Küçüklüğümüzdeki kadar özgür...

Tilda LEVİ Köşe Yazısı
9 Ocak 2008 Çarşamba

Onbeş gün önce 23 Nisan’ın hafta sonuna denk gelmesini fırsat bilerek kısa bir ‘devre arası’ yaptım. Her nedense çocukluğumdan beri bu bayramın bende bıraktığı izler, güzellikle örtülüdür. Yıllar boyu hep özgür olduğumu hissetim 23 Nisan’da. Çocuk aklı işte. Sınıfı kırmızı beyaz krepon kağıdıyla süslemek, kedi merdivenleri yapmak, evde camdan sarkıtılan yünlü kumaş bayrağın yanısıra iki küçük bayrağı çapraz yapmak ne kadar da keyif verirdi. Kaldırımda ellerinde kağıt bayrakları ikili sıra halinde yürüyen çocukları izlerken imrenirdim. O  yürüyüşler ne kadar gurur vericiydi. Oysa ki, şimdilerde ‘yürüyüş’ dendiğinde irkiliyor ve ‘ardından ne geliyor acaba’ diye sorguluyorum. Halbuki büyüdükçe insan cesaretini yitirmiyor, sadece bilinçleniyor... Bu hafta ‘Büyüteç’ köşesinde Vedat Levent’i mutlaka okuyun. Gerçekten umut dolu bir yazı. Satır aralarında kendimi otuz yıl öncesinde buldum. Zaman ne kadar değişirse değişsin, duygular değişime hiç uğramayacak. Otuz sene öncesine gitmek ister miydim; kesinlikle hayır! 

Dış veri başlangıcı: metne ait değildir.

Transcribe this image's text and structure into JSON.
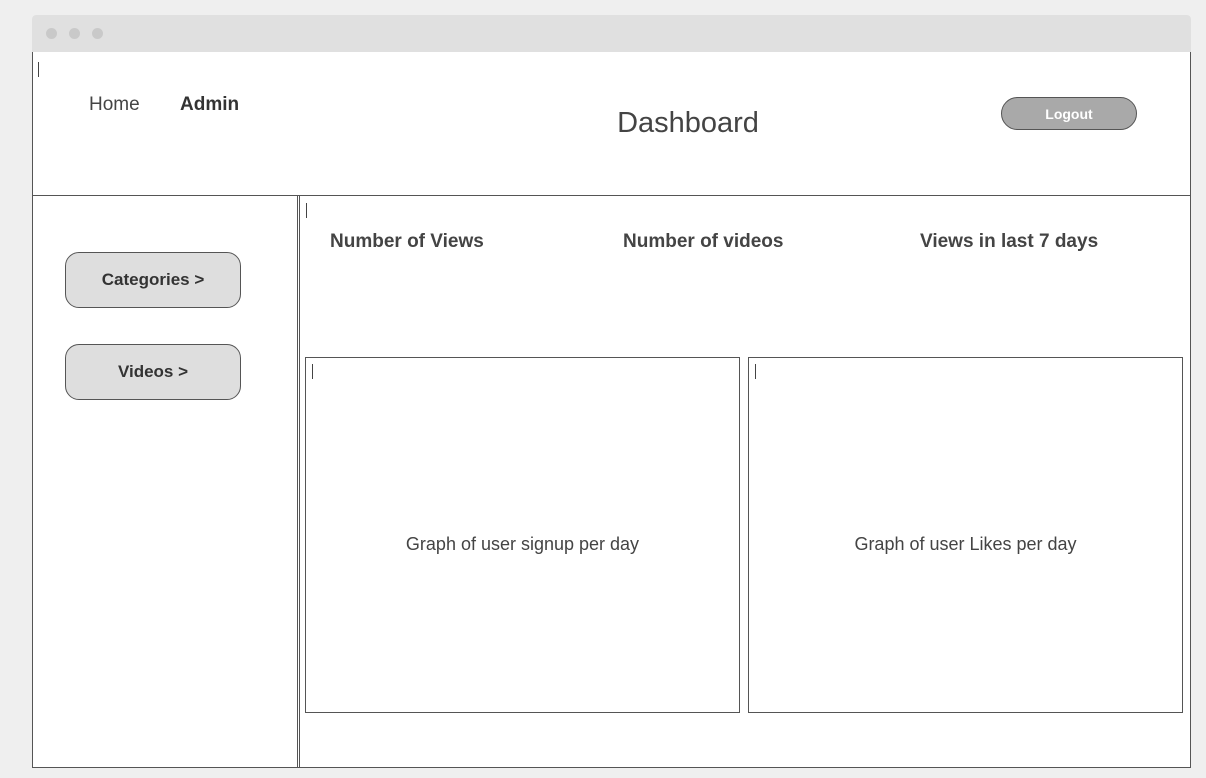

Her neyse, 23 Nisan kutlamaları çocukken güzeldi. Ama herşeye rağmen her 23 Nisan’da ‘içimdeki çocuğun’ yeniden uyandığını hissederim.
* * *
Böylece, geçtiğimiz haftasonu eşimle Çanakkale - Eceabat feribotuna bindik. Sabahın erken saatlerinde, içimiz titreyerek, doğmakta olan güneşi izlemek için güverteye doluştuk. Kırmızı tahta banklarda iki sıra çevik kuvvet aralarında sohbet ediyordu. Bu arada, İngiliz turist grubundan bir bey, onların yanına geldi. Çevik kuvvetten biri, turistin sorularını yanıtlamaya başladı. Polisin İngilizcesi o kadar iyiydi ki, gurur duydum.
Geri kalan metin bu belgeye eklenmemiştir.